Mesh Responsibilities¶
The mesh object supplies:
- physical coordinates and element connectivity;
- element type and geometric dimension;
- boundary group classification;
- optional high-order or curved geometry data;
- optional periodic boundary metadata;
- partitioning input for MPI preprocessing.
The frontend preprocessing step converts this information into backend mesh
and dmd binary data.
Generated Meshes¶
Many examples use frontend mesh helper functions. Exact helper names differ by language and example, but the resulting structure is the same.
Imported Meshes¶
Imported meshes should be normalized to the same frontend mesh fields before
calling exasim(...). For Gmsh-based workflows, configure pde.gmsh if the
binary is not on PATH.
pde.gmsh = "/path/to/gmsh";
% Generate or import mesh, then set mesh.boundarycondition consistently.
Boundary Tagging¶
Boundary tagging is geometric in the frontend and semantic in the PDE model. The mesh decides which face belongs to which boundary group; the PDE model decides what that boundary group means physically.
Example:
tol = 1e-8;
mesh.boundaryexpr = {
@(p) abs(p(:,2)) < tol, ...
@(p) abs(p(:,1)-1) < tol
};
mesh.boundarycondition = [1; 2];
For robust results, boundary predicates should include tolerances and should be mutually consistent with the generated or imported mesh coordinates.
Curved Meshes¶
Curved geometry is represented through high-order geometry nodes such as
mesh.dgnodes when used by an example. The polynomial order, geometry order,
and model dimension fields in pde must be consistent with this data.

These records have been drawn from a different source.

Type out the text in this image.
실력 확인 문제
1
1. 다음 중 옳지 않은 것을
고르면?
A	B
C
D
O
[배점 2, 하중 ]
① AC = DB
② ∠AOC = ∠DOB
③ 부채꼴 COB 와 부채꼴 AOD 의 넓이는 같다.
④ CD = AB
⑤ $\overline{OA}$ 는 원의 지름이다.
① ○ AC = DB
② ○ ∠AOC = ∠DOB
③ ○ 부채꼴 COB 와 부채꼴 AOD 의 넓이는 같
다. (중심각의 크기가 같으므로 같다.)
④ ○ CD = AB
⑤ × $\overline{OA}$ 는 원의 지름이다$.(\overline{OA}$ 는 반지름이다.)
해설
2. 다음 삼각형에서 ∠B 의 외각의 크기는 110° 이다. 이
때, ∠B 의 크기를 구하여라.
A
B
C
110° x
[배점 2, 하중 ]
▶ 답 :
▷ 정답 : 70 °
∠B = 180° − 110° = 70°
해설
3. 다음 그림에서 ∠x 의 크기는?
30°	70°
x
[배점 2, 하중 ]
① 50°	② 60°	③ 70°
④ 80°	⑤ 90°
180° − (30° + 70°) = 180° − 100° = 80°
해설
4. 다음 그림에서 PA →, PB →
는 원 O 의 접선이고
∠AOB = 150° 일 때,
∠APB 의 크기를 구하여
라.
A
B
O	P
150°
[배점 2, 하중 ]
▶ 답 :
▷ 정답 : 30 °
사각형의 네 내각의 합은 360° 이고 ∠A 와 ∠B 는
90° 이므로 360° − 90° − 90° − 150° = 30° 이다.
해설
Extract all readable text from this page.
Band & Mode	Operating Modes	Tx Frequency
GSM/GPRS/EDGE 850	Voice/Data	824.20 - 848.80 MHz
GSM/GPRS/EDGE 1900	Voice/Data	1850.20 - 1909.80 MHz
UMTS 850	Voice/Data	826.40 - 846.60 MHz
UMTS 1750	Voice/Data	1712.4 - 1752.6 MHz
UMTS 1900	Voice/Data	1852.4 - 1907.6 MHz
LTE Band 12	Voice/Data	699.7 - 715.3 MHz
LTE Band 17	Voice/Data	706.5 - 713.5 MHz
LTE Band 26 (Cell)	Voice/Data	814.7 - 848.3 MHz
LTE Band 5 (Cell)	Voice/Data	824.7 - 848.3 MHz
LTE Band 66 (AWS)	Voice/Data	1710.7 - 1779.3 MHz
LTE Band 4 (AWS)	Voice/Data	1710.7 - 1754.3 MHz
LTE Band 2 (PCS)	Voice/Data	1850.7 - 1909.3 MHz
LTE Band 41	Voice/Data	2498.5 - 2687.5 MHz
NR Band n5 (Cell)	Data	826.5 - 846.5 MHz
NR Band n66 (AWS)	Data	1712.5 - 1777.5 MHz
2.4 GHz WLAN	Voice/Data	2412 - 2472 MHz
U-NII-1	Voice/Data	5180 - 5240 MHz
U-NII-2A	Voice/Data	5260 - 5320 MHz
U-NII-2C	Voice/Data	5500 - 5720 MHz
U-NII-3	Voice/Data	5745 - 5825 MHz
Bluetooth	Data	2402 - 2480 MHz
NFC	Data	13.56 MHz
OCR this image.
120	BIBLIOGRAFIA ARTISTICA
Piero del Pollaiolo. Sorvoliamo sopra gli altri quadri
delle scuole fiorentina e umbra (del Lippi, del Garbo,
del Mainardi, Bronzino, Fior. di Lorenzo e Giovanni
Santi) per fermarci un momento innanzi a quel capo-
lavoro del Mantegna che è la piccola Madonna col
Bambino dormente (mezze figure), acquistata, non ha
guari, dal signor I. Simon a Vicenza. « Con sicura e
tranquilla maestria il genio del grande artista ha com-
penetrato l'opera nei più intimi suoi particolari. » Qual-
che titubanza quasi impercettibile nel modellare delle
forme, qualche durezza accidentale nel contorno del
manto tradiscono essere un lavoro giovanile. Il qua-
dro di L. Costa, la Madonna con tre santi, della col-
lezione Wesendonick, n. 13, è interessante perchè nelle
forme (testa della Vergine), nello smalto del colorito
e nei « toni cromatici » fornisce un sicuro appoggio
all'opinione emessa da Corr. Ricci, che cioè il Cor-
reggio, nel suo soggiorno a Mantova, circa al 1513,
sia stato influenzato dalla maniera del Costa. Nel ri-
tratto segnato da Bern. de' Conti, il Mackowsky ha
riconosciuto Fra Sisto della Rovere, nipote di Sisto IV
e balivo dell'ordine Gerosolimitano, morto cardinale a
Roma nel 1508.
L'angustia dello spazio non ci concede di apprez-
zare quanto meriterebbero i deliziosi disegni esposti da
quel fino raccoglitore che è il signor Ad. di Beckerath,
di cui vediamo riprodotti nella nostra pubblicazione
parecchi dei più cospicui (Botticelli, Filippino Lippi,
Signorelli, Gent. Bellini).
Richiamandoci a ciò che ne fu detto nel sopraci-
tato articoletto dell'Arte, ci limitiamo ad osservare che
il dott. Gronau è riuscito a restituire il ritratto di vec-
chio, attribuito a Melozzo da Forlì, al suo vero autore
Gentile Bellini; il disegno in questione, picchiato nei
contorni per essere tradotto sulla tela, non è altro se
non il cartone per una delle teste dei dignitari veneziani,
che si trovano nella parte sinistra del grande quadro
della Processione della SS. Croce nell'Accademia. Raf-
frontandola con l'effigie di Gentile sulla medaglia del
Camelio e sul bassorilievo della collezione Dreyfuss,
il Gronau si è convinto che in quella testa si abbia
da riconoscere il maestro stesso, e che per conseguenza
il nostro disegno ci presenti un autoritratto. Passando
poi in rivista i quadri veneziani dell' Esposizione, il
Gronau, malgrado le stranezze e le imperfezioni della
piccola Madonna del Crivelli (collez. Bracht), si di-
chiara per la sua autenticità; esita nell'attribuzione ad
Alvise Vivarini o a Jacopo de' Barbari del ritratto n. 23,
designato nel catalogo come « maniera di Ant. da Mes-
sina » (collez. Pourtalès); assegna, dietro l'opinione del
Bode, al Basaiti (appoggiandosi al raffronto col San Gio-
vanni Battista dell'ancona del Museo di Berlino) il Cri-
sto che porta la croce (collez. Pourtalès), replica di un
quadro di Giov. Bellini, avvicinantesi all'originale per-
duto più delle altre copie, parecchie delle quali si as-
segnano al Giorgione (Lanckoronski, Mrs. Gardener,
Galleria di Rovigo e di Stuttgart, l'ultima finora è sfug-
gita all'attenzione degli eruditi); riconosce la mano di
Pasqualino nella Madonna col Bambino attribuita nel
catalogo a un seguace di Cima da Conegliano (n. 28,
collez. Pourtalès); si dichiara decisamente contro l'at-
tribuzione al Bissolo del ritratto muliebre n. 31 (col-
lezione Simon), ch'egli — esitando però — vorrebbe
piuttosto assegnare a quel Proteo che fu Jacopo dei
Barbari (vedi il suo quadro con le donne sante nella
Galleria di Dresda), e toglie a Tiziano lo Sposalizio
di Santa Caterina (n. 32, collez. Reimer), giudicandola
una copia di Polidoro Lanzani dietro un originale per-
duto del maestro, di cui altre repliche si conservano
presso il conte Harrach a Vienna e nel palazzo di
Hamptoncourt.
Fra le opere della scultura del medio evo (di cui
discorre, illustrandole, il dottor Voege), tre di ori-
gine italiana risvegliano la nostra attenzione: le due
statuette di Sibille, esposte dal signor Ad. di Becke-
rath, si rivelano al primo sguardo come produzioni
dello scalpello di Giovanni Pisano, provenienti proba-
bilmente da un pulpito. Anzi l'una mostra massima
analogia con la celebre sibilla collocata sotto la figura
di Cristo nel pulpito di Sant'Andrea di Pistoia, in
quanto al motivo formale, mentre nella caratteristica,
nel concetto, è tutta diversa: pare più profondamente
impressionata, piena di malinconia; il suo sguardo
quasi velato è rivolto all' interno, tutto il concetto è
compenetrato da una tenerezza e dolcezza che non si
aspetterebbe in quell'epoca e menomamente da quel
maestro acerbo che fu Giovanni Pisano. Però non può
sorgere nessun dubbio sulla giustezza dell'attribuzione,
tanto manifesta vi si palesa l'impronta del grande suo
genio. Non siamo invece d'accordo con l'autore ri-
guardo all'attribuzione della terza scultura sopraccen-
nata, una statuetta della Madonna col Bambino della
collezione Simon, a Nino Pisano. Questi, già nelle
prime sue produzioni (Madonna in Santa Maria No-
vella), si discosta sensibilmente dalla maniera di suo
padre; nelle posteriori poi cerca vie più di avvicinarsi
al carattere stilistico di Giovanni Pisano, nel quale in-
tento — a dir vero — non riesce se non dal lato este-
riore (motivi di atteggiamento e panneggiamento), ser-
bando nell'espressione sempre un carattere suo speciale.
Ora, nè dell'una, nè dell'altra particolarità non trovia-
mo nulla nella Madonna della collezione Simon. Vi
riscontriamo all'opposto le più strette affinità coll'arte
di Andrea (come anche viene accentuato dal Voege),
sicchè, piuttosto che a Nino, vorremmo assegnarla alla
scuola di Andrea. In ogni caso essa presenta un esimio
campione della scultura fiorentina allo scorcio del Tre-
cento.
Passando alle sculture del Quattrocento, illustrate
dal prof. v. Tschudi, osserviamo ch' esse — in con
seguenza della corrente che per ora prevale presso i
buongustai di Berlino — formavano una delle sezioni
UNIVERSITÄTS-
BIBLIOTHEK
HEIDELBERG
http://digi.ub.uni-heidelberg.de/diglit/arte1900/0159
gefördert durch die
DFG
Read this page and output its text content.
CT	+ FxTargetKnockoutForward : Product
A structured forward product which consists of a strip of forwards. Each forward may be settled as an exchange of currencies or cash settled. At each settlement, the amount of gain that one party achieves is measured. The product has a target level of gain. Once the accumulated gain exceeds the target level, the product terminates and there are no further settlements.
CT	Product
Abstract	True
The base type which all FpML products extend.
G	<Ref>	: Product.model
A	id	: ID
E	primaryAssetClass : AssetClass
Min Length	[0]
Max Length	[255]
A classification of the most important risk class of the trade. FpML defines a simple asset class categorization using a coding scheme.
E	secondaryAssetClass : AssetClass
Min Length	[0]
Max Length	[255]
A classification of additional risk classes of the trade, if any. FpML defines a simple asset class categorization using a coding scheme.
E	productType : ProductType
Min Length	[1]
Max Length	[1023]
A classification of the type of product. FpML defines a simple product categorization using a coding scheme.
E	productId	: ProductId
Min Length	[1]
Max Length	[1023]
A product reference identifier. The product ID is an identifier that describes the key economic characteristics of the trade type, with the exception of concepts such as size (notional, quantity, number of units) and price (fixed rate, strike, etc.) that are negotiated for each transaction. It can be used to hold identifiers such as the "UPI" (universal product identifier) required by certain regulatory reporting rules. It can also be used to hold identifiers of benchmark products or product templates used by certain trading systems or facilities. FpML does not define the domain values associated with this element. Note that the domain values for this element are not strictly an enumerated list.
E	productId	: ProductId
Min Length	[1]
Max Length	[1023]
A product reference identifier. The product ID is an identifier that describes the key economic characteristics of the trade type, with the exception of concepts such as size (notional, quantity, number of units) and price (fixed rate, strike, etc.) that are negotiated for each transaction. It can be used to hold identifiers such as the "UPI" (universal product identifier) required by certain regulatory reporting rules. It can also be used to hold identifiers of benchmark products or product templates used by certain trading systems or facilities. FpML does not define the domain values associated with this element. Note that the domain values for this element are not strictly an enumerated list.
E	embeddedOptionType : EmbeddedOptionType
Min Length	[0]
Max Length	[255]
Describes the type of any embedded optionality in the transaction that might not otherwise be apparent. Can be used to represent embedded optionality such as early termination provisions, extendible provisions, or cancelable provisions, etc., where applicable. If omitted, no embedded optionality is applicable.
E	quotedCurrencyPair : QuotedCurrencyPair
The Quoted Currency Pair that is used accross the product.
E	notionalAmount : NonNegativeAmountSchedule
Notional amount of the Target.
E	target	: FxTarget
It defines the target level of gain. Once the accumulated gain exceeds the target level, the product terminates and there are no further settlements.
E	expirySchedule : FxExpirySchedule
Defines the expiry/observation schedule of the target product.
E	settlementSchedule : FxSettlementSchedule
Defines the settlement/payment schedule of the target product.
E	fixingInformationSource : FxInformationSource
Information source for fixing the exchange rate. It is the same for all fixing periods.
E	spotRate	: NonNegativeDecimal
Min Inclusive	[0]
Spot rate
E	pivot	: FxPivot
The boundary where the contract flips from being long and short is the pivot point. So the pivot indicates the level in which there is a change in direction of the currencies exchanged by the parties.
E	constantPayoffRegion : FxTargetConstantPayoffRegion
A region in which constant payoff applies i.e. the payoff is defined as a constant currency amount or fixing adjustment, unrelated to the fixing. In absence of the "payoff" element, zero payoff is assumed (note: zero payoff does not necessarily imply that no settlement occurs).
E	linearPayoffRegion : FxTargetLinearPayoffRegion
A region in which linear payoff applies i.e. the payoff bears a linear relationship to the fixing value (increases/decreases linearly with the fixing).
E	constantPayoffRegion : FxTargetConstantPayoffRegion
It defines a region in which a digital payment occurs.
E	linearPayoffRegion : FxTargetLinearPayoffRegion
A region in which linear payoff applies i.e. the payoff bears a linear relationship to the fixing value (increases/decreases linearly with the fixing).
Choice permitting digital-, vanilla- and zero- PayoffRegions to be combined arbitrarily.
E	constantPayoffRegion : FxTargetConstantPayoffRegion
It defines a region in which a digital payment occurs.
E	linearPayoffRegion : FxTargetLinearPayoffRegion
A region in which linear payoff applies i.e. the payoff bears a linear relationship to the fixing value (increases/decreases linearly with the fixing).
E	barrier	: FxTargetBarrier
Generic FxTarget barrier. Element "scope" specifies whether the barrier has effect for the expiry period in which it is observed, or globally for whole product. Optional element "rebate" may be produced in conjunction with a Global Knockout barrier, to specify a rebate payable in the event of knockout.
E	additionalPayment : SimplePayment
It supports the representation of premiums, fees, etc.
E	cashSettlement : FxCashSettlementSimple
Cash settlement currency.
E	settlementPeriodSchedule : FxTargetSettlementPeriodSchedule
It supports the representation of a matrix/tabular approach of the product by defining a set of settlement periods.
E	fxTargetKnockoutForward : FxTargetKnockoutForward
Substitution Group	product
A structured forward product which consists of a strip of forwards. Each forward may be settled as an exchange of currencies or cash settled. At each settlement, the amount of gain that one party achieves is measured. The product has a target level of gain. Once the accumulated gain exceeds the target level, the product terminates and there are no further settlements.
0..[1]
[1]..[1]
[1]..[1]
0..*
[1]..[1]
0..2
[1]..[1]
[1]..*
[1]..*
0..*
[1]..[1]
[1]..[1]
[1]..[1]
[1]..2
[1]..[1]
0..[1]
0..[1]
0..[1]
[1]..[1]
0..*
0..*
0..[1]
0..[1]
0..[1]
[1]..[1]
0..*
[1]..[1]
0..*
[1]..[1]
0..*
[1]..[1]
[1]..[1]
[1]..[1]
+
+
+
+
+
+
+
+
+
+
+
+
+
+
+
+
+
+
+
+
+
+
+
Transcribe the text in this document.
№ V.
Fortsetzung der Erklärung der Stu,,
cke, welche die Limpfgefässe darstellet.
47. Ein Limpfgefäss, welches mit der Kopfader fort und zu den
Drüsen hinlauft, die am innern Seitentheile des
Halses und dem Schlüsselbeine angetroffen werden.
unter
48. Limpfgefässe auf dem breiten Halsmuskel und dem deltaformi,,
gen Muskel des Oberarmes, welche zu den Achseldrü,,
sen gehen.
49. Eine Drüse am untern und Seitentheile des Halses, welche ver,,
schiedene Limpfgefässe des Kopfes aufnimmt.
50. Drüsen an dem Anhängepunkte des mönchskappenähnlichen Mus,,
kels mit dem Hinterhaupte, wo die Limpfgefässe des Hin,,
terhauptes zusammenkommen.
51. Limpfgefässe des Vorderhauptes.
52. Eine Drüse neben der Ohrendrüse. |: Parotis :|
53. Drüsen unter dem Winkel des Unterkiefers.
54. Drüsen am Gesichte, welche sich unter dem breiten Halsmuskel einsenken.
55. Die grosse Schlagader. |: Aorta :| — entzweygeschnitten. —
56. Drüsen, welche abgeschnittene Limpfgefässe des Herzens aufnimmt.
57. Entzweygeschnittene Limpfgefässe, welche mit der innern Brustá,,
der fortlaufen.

Assumption: the mesh geometry is independent of physicsparam in the current
parameter-sweep workflow. If a parameter changes the geometry, regenerate and
preprocess the mesh explicitly for that case.
Mesh Partitioning¶
pde.mpiprocs controls the number of MPI ranks used by preprocessing and
runtime execution. Parallel runs produce rank-local datain and dataout
files, and dmd records how to reconstruct global fields.
For a parameter sweep with fixed mesh and fixed mpiprocs, master and dmd
are reused across cases.